The Metropolis of Patras (Ιερά Μητρόπολις Πατρών) is a metropolitan see of the Church of Greece in the city of Patras in Achaea, Greece. The see traces its origins to its patron saint, Saint Andrew, in the 1st century. Historically, it has been one of the two pre-eminent sees of the Peloponnese along with the See of Corinth. The see has been part of the Greek Orthodox Church (the Patriarchate of Constantinople until 1833, the Church of Greece since then), except for the period where the city was part of the Principality of Achaea and a Latin see was installed.

==History==
The see of Patras was founded, according to tradition, by Saint Andrew, who was crucified there. His relics are still kept in the metropolitan cathedral of Saint Andrew of Patras.

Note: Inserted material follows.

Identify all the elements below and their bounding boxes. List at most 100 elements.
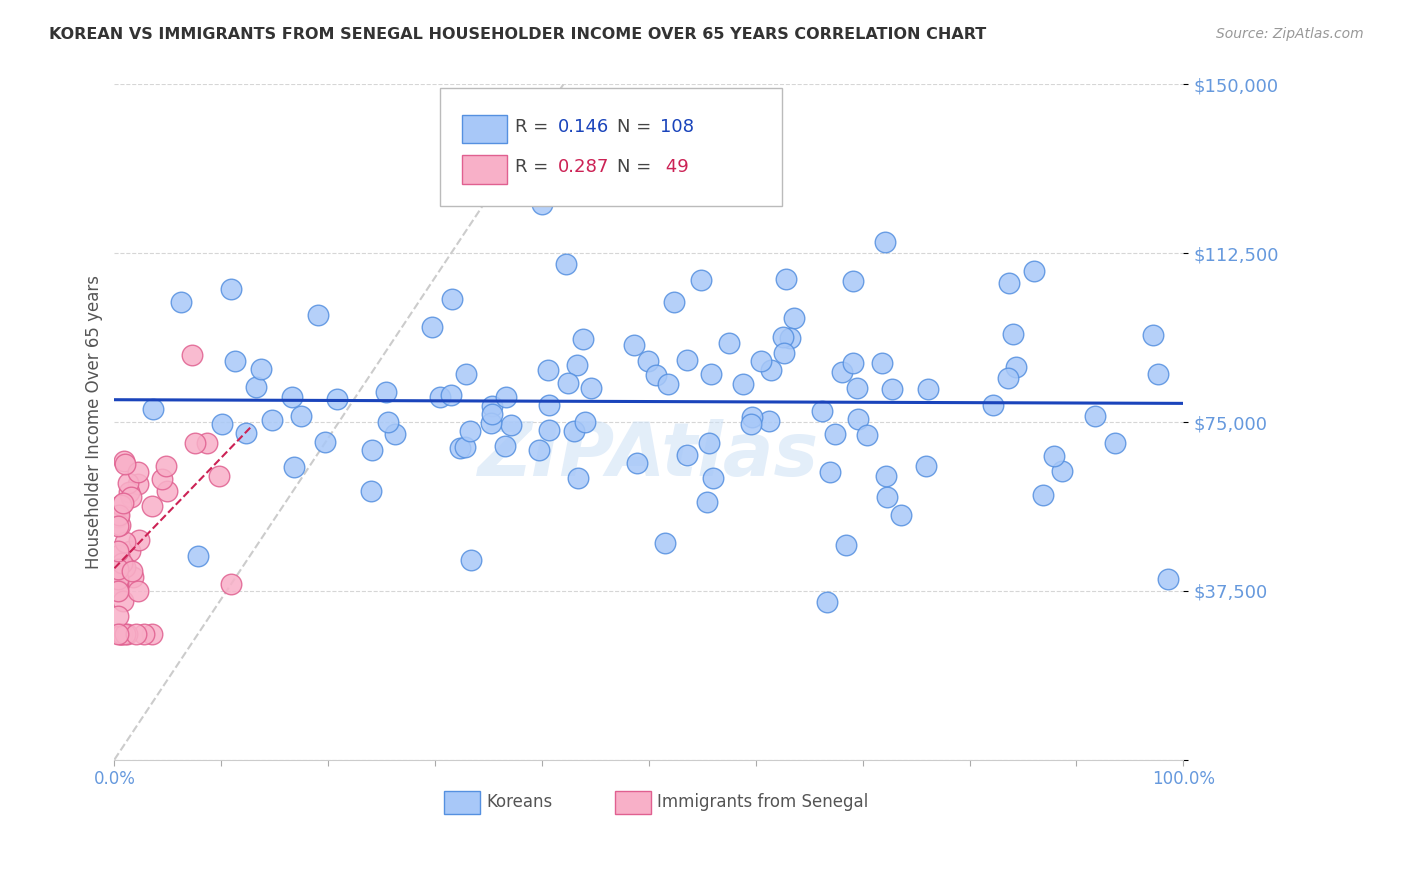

Until 733, Patras was subordinated to the See of Corinth, and under the jurisdiction of the Patriarchate of Rome. In that year, Emperor Leo III the Isaurian transferred all the sees of the Illyricum to the Patriarchate of Constantinople.

Patras was later raised to an archbishopric, which it remained until 806, when it became a metropolitan see. It had four suffragans; then five about 940; after 1453 it had only two, which successively disappeared.

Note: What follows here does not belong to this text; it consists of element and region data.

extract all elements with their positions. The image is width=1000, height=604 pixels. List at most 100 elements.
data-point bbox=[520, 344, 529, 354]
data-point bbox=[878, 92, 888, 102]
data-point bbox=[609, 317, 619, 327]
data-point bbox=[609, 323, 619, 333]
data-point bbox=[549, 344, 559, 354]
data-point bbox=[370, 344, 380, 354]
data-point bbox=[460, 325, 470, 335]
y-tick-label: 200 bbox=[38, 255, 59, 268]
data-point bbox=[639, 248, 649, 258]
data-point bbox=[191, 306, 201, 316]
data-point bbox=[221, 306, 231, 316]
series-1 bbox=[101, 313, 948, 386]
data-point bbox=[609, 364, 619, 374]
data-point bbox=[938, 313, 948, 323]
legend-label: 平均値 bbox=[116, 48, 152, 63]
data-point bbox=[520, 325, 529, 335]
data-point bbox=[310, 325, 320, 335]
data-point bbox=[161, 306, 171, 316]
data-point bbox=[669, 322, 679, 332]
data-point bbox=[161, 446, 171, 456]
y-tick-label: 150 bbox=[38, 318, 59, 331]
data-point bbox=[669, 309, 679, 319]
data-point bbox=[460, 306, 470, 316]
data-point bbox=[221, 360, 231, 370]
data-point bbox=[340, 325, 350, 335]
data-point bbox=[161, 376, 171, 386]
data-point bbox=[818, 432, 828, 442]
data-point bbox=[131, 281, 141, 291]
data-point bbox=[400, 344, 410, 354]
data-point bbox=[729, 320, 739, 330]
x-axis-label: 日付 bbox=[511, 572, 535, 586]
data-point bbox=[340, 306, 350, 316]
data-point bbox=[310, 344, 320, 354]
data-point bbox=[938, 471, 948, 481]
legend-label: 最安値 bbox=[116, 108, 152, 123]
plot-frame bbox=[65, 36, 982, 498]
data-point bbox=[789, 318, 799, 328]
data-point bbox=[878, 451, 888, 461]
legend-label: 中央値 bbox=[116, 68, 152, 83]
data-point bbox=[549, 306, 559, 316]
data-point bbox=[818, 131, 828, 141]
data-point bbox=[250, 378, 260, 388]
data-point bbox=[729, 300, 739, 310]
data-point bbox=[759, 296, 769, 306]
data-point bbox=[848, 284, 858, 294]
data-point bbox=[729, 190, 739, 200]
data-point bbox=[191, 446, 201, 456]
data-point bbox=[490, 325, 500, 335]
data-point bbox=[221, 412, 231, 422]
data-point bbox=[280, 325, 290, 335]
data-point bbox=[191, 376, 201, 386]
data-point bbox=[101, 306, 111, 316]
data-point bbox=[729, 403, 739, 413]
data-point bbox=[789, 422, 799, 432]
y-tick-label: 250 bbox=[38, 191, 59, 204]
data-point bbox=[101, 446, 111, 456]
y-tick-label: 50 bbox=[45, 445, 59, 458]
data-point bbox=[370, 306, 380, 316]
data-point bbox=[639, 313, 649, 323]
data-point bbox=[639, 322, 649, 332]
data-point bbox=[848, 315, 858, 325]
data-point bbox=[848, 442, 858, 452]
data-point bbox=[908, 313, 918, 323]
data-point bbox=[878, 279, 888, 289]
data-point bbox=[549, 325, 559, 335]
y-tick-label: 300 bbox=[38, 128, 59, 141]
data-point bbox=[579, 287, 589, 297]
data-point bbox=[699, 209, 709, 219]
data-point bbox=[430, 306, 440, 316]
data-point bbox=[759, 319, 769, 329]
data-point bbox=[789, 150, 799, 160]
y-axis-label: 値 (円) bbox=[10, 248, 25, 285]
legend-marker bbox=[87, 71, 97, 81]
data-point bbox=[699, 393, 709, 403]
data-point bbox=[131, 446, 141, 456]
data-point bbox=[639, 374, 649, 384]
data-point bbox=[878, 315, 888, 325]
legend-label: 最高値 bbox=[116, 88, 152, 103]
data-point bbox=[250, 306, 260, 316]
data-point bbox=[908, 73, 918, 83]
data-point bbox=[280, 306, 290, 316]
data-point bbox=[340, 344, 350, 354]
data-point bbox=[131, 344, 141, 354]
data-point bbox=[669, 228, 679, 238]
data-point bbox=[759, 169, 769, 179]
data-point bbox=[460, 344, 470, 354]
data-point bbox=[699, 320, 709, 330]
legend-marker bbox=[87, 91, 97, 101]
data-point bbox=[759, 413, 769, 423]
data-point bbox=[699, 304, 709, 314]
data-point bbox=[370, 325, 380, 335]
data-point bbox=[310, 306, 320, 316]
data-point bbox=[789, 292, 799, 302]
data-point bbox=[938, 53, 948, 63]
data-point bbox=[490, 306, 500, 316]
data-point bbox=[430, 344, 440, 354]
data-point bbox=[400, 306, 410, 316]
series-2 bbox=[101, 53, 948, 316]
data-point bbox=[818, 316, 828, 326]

A celebrated stylite lived there in the tenth century, to whom St. Luke the Younger went to be trained.

From 1180 until 1833, the see was officially termed "Metropolis of Old Patras" (Μητρόπολις Παλαιών Πατρών), to distinguish it from "New Patras", modern Ypati. Among the most prominent metropolitans of this period were the future Ecumenical Patriarchs of Constantinople Timothy II and Gabriel IV, as well as Germanos III, who played an important role in the Greek War of Independence.

==Latin see==

In 1205, William of Champlitte took possession of the city of Patras and installed canons; they in turn elected Antelm of Cluny as archbishop. It had five suffragans, Andravida, Amyclæ, Modon, Coron, and Cephalonia-Zante; even when Modon and Coron belonged to the Venetians they continued to depend on Patras. The ecclesiastical territory included the barony of Patras, subject to the Aleman family and a vassal to the principality of Achaea.

In 1276, the archbishops acquired control over the barony of Patras, which henceforth became practically independent from the rest of the Principality. The Latin archbishops held the barony 1408, when they sold it to Venice. In 1429 it again fell into the power of the Greeks of the Despotate of the Morea, who restored the Orthodox see. Patras was taken by the Ottoman Turks in 1460.

The list of its Latin archbishops has been compiled by Le Quien, Heinrich Gelzer, Jules Pargoire. When Patras ceased to have residential Latin bishops, Latin titular bishops continued to be appointed. This practice ceased after the Second Vatican Council and no further appointments to the titular see have been made since the death in 1971 of the last bishop to hold the title.

In 1640, the Jesuits established themselves at Patras, and in 1687 the Franciscans and Carmelites. In the nineteenth century the pope confided the administration of the Peloponnese to the Bishop of Zakynthos, in 1834 to the Bishop of Syros.